Muitos homens estão sofrendo. Isto é evidente. Muitos deles estão vivendo
emocionalmente sem pais ou subsistindo, em terrível conflito, com os pais
que têm, e isso tem ferido e até mutilado ambas as partes bem mais do que a
maioria deles consegue dizer, motivo pelo qual tantos de nós
desconhecemos metade do que acontece.
Talvez isso venha a acontecer. Lenta, vacilante, por tentativas. Espero que
aconteça. Os homens ainda não conseguiram seu movimento.
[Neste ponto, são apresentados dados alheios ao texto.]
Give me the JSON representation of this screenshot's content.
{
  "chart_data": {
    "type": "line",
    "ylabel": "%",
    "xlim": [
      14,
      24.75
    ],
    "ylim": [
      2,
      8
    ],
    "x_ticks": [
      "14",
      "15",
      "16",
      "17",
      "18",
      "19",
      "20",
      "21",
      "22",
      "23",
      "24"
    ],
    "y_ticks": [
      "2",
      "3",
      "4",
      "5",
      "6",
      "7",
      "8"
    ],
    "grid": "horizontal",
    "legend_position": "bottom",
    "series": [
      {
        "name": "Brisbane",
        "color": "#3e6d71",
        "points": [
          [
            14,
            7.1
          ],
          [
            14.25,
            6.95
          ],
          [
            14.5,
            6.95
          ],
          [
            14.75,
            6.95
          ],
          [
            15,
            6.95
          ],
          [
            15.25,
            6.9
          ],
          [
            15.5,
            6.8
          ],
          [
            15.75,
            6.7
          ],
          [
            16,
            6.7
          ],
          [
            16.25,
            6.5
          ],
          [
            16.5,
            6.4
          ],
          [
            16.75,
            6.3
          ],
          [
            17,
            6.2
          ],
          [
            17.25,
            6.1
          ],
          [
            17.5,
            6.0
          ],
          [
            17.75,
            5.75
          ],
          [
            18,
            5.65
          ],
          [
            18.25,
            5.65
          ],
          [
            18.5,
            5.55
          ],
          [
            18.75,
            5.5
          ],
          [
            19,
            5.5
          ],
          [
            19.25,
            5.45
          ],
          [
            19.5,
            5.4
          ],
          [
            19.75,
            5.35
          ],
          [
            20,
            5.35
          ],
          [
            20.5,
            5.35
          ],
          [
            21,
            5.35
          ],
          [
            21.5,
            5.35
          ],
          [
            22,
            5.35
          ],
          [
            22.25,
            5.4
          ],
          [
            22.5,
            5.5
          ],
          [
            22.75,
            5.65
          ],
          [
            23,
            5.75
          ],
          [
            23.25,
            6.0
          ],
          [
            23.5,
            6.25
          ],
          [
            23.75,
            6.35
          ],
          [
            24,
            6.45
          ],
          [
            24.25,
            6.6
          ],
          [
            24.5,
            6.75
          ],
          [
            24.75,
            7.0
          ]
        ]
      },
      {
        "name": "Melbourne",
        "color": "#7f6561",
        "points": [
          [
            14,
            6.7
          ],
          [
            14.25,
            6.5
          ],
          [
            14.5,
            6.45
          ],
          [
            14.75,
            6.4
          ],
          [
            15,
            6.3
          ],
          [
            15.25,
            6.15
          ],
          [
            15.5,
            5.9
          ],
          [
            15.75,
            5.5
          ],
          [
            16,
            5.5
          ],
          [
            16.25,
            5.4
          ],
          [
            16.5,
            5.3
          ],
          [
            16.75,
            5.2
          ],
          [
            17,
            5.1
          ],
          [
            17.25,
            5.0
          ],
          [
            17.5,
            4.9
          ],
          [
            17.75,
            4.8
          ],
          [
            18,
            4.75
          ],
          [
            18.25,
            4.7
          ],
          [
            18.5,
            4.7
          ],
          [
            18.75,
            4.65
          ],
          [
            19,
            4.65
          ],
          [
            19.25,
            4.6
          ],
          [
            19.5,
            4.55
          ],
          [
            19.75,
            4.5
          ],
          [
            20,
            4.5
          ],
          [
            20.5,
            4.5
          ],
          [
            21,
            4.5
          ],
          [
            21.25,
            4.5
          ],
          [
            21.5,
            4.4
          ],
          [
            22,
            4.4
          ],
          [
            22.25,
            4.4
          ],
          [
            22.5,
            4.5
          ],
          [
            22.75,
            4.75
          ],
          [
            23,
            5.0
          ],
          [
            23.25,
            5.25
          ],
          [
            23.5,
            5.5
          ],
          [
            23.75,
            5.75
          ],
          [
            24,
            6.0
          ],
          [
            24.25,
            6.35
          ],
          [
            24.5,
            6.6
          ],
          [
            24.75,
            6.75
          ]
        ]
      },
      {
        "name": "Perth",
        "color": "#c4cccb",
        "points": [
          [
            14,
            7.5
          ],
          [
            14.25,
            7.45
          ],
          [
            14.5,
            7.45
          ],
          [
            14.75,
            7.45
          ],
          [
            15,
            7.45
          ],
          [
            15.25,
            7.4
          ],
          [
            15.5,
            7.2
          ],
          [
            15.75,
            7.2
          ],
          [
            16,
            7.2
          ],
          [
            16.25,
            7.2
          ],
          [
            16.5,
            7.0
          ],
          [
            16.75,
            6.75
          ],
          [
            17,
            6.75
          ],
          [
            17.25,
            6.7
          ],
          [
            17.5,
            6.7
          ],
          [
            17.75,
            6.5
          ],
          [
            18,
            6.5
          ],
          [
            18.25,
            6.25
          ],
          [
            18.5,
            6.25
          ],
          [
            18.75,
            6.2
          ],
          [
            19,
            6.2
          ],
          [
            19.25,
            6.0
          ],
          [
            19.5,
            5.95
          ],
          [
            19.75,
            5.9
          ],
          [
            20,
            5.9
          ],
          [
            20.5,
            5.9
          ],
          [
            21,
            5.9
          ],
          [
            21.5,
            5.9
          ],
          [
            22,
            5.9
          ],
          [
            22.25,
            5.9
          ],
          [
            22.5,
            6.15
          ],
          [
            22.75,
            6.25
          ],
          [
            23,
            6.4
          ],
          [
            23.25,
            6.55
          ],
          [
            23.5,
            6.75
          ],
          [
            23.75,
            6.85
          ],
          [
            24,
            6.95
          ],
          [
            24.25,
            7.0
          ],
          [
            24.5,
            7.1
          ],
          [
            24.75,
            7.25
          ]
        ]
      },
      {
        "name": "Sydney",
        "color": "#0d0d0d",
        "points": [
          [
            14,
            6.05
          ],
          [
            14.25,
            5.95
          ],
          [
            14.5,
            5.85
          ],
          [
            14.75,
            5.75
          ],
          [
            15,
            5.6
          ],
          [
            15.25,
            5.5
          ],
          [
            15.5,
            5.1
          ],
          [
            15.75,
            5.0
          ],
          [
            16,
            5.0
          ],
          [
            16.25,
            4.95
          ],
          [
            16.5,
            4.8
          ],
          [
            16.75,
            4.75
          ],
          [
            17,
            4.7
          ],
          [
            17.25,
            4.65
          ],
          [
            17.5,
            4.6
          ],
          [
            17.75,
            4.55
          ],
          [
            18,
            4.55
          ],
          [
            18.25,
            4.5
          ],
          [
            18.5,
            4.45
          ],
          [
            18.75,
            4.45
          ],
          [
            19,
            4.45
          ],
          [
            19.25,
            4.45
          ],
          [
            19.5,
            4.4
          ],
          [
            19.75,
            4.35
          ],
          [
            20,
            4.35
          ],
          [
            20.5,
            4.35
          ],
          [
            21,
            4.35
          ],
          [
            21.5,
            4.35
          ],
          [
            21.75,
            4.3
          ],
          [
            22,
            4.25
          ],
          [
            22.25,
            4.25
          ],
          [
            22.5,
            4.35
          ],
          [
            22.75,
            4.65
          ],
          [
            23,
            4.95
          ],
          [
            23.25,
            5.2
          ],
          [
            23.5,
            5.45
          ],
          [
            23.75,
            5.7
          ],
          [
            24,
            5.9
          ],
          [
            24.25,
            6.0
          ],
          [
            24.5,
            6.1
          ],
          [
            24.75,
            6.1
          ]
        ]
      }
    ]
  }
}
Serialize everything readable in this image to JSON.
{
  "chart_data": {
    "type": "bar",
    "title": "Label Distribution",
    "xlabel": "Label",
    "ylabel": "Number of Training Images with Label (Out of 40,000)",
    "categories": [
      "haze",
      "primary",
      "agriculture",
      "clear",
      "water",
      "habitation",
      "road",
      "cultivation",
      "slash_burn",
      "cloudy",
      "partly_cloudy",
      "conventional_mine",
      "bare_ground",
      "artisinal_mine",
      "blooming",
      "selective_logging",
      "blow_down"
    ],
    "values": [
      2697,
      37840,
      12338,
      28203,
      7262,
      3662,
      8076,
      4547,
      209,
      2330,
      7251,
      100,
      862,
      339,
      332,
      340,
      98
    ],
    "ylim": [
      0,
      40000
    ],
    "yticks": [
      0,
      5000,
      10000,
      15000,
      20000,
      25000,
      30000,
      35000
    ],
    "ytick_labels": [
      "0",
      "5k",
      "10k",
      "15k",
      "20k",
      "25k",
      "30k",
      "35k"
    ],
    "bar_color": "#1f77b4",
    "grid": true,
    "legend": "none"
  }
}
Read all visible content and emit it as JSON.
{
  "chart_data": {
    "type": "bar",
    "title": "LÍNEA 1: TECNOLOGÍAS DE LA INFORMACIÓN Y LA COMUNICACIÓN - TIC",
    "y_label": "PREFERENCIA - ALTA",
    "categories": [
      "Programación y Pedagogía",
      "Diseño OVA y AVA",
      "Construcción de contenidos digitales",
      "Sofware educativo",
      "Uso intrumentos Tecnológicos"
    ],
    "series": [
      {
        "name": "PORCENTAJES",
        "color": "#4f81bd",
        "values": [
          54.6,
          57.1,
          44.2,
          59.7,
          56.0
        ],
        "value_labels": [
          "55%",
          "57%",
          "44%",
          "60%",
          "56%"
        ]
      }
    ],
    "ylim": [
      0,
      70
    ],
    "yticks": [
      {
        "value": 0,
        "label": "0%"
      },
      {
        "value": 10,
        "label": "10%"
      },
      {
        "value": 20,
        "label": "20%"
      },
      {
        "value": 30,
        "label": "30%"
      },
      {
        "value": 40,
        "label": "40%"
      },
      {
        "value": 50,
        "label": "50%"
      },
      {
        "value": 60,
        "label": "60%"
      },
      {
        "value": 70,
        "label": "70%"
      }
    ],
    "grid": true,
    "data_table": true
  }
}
Não mesmo.
Não intimamente. Eles têm esse direito, assim como as mulheres que vivem
com eles, lutam com eles, cuidam deles e os amam.
* A Ilha dos Birutas (Cilligans Island) seriado de TV que foi ao ar entre
1964 e 1967. Uma comédia que retratava o dia-a-dia de um grupo de
náufragos em uma pequena ilha e suas várias tentativas de voltarem ao
continente. (N. T.)
* Ator norte-americano que recebeu uma indicação para o Oscar de Melhor
Coadjuvante pelo filme Nos Bastidores da Noticia. (N. T.)